Abstract P286: Circulating Lipoxin A4 Causes Resolution of Inflammation via Estrogen Receptor Activation, While Mitochondria N-Formyl Peptides Induce Inflammation via Formyl Peptide Receptor in Hypertension

Abstract

Recently, we observed that mitochondrial components have inflammatogenic proprieties and that their fragments are elevated in the circulation of spontaneously hypertensive rats (SHR).
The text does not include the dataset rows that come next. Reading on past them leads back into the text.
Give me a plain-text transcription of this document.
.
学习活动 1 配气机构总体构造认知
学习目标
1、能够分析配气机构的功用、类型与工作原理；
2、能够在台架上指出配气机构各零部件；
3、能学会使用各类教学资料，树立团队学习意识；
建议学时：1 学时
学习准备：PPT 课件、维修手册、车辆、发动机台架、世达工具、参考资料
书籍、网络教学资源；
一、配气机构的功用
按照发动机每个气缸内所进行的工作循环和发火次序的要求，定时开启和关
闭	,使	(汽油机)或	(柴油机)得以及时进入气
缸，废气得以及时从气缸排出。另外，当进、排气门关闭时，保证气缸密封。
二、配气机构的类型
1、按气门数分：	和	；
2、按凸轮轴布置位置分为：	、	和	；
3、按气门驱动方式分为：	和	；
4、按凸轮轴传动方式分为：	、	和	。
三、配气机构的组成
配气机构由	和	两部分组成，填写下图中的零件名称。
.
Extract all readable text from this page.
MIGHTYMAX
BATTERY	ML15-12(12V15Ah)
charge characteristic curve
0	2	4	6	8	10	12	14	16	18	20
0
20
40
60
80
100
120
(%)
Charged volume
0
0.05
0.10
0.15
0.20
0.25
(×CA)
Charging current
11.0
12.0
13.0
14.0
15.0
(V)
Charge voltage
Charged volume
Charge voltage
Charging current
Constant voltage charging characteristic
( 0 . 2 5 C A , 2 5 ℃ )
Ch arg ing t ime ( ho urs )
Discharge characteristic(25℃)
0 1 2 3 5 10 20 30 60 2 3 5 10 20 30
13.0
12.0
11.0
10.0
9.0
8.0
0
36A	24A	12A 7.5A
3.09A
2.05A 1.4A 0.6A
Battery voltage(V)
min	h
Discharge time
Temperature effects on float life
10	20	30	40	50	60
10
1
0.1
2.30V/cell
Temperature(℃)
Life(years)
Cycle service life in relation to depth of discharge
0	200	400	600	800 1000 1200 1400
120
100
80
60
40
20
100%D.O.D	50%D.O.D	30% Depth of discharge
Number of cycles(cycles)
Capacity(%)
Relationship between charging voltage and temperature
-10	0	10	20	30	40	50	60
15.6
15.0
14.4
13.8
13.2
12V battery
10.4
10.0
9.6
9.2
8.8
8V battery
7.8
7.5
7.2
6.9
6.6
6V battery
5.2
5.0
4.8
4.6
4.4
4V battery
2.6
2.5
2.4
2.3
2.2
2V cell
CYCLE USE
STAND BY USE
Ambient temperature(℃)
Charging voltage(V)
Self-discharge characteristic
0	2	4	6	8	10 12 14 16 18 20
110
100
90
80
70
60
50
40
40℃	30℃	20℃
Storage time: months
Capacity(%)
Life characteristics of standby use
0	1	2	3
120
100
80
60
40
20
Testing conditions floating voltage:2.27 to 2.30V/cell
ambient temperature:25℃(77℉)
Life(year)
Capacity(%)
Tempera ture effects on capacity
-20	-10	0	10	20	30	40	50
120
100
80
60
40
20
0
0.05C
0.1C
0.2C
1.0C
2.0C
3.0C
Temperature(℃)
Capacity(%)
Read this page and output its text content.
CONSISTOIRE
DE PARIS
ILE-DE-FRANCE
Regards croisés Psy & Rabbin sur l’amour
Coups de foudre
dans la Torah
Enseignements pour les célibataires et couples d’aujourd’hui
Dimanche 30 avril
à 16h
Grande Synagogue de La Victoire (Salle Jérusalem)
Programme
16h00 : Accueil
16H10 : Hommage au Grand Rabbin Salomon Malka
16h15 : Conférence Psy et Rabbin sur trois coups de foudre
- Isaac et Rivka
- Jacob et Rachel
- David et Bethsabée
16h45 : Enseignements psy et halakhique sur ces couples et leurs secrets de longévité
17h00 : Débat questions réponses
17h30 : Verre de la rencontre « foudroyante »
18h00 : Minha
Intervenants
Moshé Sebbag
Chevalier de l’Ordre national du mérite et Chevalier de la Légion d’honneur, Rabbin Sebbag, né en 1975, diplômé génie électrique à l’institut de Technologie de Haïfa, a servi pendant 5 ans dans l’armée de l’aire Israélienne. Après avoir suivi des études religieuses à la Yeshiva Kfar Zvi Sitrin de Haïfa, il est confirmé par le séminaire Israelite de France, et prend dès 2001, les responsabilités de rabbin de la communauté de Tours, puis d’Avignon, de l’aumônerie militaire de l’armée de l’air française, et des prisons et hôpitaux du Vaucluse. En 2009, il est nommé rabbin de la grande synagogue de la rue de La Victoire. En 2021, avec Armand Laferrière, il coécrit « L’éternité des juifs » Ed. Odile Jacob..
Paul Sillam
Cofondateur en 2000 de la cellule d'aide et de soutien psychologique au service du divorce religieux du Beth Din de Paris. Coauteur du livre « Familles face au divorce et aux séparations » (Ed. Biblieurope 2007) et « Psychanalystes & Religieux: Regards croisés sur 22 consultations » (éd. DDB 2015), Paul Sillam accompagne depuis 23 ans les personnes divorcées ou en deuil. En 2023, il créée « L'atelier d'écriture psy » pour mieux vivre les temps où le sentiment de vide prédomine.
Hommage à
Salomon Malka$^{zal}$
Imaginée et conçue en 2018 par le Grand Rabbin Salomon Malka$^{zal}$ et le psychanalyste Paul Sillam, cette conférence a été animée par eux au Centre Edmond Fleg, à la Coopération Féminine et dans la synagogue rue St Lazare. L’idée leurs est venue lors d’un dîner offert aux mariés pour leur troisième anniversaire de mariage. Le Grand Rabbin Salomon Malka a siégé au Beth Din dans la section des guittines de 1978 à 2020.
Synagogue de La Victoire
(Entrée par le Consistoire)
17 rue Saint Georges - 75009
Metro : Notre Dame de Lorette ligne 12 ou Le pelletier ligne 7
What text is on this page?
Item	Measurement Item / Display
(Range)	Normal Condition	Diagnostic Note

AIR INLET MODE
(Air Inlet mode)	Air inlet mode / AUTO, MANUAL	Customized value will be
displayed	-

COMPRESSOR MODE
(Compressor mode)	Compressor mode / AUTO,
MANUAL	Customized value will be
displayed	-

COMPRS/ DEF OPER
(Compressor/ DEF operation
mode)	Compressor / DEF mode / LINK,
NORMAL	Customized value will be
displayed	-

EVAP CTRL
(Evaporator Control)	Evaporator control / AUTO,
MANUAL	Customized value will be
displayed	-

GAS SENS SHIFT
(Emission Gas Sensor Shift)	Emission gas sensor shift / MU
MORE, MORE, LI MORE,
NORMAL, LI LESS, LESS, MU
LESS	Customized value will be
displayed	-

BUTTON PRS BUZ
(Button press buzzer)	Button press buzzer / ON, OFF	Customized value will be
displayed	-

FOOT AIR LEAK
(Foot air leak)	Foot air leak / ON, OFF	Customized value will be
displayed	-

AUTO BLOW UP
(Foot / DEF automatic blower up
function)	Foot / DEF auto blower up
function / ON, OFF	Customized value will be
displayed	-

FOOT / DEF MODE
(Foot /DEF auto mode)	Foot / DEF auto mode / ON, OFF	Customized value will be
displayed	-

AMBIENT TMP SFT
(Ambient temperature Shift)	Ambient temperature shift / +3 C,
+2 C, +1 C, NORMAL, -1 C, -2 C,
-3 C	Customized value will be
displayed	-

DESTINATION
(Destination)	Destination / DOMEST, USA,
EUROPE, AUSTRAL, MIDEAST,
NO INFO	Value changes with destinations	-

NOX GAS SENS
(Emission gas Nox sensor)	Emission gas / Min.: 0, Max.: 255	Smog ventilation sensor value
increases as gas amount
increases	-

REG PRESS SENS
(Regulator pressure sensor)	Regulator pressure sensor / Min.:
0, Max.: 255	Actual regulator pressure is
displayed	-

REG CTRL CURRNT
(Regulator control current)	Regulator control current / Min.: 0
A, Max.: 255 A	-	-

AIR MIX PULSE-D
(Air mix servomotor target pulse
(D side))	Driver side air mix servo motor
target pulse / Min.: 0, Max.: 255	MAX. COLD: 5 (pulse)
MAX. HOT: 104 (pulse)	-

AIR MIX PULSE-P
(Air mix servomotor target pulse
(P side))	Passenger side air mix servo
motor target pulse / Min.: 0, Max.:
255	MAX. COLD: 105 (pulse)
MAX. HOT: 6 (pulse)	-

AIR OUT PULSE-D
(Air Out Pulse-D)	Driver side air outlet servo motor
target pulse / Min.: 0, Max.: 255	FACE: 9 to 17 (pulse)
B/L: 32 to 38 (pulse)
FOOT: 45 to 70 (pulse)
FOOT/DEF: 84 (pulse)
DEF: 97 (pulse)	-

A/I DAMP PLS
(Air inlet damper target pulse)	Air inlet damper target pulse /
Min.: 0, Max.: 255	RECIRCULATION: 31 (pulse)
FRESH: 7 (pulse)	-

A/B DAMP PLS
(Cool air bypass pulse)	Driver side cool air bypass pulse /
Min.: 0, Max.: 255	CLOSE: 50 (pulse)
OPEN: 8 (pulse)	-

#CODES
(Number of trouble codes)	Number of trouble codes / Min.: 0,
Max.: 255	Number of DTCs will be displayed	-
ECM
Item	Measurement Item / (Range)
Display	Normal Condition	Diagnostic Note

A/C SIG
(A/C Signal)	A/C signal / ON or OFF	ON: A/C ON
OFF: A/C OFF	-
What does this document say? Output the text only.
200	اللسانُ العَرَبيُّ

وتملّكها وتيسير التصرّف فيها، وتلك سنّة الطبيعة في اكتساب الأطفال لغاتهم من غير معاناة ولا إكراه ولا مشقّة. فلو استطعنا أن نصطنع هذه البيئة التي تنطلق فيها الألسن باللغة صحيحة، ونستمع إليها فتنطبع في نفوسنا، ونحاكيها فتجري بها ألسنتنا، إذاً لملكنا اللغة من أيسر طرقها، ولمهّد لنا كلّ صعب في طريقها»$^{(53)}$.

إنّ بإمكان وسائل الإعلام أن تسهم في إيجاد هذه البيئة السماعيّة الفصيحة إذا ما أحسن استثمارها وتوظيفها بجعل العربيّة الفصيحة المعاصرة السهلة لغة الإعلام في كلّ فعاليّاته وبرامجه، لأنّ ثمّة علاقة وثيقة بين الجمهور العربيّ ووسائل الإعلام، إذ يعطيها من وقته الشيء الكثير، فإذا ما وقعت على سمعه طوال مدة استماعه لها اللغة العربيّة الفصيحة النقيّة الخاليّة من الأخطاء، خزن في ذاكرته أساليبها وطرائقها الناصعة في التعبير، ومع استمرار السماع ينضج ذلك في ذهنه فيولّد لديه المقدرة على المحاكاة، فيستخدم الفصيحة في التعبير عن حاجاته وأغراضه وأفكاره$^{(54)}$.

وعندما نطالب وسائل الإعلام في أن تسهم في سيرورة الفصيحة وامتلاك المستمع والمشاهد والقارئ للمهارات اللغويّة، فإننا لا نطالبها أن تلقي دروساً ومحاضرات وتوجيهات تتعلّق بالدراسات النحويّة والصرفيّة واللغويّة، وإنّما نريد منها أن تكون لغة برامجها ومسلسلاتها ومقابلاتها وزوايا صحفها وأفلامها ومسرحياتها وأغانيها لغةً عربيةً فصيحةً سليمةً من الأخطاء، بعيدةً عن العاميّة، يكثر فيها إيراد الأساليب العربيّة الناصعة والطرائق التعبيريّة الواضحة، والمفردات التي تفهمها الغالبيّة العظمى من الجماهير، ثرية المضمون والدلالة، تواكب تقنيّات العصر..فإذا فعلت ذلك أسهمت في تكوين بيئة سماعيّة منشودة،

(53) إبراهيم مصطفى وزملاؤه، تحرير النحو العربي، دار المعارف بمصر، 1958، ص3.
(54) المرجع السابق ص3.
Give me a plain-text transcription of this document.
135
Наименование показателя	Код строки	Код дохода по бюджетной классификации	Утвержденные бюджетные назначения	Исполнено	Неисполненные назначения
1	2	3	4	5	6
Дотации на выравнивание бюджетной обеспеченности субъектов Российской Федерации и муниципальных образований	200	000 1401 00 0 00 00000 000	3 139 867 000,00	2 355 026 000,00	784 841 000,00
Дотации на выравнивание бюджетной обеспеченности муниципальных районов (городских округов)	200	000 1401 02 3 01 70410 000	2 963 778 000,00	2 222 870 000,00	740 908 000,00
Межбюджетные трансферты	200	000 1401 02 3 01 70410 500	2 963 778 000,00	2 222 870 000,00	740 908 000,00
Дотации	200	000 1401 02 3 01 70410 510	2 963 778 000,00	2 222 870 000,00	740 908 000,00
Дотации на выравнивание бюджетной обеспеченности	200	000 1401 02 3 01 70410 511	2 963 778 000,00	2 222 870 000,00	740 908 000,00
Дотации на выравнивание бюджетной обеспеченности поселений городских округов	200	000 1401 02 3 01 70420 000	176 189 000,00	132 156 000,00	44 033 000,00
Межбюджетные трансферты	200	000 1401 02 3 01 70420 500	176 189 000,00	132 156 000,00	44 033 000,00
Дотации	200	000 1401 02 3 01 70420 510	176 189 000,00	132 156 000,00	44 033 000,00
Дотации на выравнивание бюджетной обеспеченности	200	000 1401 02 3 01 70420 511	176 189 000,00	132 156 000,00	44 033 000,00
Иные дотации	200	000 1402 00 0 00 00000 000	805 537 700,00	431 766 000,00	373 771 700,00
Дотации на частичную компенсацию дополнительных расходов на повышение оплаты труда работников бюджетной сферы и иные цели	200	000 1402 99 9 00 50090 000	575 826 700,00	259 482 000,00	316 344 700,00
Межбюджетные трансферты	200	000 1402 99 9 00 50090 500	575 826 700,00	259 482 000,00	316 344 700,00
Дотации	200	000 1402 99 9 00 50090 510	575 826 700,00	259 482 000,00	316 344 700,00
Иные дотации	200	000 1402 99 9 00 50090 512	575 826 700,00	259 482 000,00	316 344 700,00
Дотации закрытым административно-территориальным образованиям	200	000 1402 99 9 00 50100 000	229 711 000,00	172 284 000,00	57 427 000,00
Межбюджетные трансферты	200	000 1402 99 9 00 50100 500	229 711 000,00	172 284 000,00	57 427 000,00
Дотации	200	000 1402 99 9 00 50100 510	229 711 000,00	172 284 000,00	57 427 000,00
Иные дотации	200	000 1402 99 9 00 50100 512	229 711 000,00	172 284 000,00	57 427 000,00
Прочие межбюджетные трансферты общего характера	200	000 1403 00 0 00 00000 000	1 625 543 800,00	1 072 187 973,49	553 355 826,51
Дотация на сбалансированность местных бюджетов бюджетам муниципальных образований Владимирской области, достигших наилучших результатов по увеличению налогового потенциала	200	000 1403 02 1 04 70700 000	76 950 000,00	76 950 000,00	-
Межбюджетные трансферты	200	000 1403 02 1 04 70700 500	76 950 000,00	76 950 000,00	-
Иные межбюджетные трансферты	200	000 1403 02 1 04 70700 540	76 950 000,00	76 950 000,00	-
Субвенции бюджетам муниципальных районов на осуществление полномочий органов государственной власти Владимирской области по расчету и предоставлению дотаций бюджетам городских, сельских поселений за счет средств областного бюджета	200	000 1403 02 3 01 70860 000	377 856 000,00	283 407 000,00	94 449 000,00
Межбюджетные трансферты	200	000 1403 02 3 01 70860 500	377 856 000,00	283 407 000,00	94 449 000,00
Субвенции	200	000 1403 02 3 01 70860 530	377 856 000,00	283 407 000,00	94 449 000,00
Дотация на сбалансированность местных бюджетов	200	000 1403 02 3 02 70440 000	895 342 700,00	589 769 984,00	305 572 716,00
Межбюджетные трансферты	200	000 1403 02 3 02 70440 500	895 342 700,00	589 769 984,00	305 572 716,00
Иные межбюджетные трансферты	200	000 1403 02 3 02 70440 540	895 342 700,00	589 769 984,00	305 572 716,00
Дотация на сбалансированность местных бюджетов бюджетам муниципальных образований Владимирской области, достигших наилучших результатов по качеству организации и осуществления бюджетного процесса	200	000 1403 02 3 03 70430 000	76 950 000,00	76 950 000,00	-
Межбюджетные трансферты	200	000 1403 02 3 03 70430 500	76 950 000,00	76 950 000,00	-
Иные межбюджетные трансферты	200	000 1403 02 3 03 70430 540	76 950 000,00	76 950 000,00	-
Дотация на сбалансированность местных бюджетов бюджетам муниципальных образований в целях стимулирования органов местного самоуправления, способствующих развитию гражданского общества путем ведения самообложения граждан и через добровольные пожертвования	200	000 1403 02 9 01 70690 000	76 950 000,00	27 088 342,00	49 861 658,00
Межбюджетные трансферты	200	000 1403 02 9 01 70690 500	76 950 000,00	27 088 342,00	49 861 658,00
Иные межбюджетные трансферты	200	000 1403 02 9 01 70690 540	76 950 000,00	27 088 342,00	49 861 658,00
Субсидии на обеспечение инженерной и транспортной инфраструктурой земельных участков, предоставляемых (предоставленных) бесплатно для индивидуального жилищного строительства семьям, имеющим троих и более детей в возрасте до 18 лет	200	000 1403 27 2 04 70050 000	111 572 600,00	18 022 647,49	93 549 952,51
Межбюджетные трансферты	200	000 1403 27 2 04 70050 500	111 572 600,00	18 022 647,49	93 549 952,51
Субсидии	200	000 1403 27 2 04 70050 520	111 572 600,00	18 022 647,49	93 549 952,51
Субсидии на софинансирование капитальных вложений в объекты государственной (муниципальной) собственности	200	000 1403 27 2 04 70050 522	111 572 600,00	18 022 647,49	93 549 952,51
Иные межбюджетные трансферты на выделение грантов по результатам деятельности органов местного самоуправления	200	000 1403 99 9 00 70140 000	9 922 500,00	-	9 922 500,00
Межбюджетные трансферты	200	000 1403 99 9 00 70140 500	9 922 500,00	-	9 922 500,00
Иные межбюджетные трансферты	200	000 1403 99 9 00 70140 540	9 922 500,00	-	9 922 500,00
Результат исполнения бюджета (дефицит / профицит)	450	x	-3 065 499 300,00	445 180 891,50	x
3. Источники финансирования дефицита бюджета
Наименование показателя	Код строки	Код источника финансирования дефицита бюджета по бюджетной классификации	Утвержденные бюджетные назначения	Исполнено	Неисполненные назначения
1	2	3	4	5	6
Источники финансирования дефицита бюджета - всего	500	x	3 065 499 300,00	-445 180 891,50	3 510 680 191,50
Also, infusion of mitochondrial N-formyl peptides (F-MITs) into rats induces inflammation and vascular dysfunction via formyl peptide receptor (FPR) activation. In contrast, Lipoxin A4 (LXA4), a mediator of resolution of inflammation, also binds FPR. However, LXA4-FPR-dependent effects seem to be opposite from F-MITs. We first hypothesized that LXA4 is decreased in SHR. We collected plasma from male SHR and Wistar Kyoto rats (WKY) (12 weeks old) and LXA4 was extracted via hydrophobic, reverse-phase, silica-based column. Our initial hypothesis was refuted, since LXA4 was increased in SHR (WKY: 0.33±0.05 vs. SHR: 0.79±0.08 ng/ml, p<0.05). As a result, we inhibited LXA4 synthesis in SHR with a 5-lipoxygenase (5-LOX) inhibitor Zileuton (10mg/kg/day i.p.) for 10 days. 5-LOX blockade did not change blood pressure (BP), but did cause a deterioration of vascular function in intrarenal and mesenteric resistance arteries in SHR. On the other hand, the blockade of FPR in SHR for 10 days with Cyclosporin H (CsH) and WRW4 (0.1 mg/kg/day) reduced BP (telemetry: SHR+control: 151±7.2 vs. SHR+CsH+WRW4: 138±0.4 mmHg, p<0.05) and left ventricle mass. FPR blockade also ameliorated acetylcholine-induced relaxation of intrarenal (Emax: SHR+control: 10±5 vs. SHR+CsH+WRW4: 28±6 %, p<0.05) and mesenteric resistance arteries (Emax: SHR+vehicle: 74±10 vs. SHR+CsH+WRW4: 99±0.6 %, p<0.05). From these data, we suggest that LXA4 does not act on FPR to promote resolution of inflammation. We believe that another factor binds FPR (e.g., F-MITs) and leads to vascular damage in SHR. In support of this, we observed that LXA4 phosphorylates estrogen receptor (ER) alpha Ser118 in aortic vascular smooth muscle cells (VSMC) and ER antagonist ICI-182 (100nM), but not FPR antagonist, abolishes these responses. On the other hand, FMITs increased phosphoERK 1/2 in VSMC and FPR antagonists blocked this increase. In conclusion, FMITs and LXA4 have opposite effects in SHR. LXA4 induces resolution of inflammation, possibly via ER activation, and F-MITs lead to damage via FPR activation.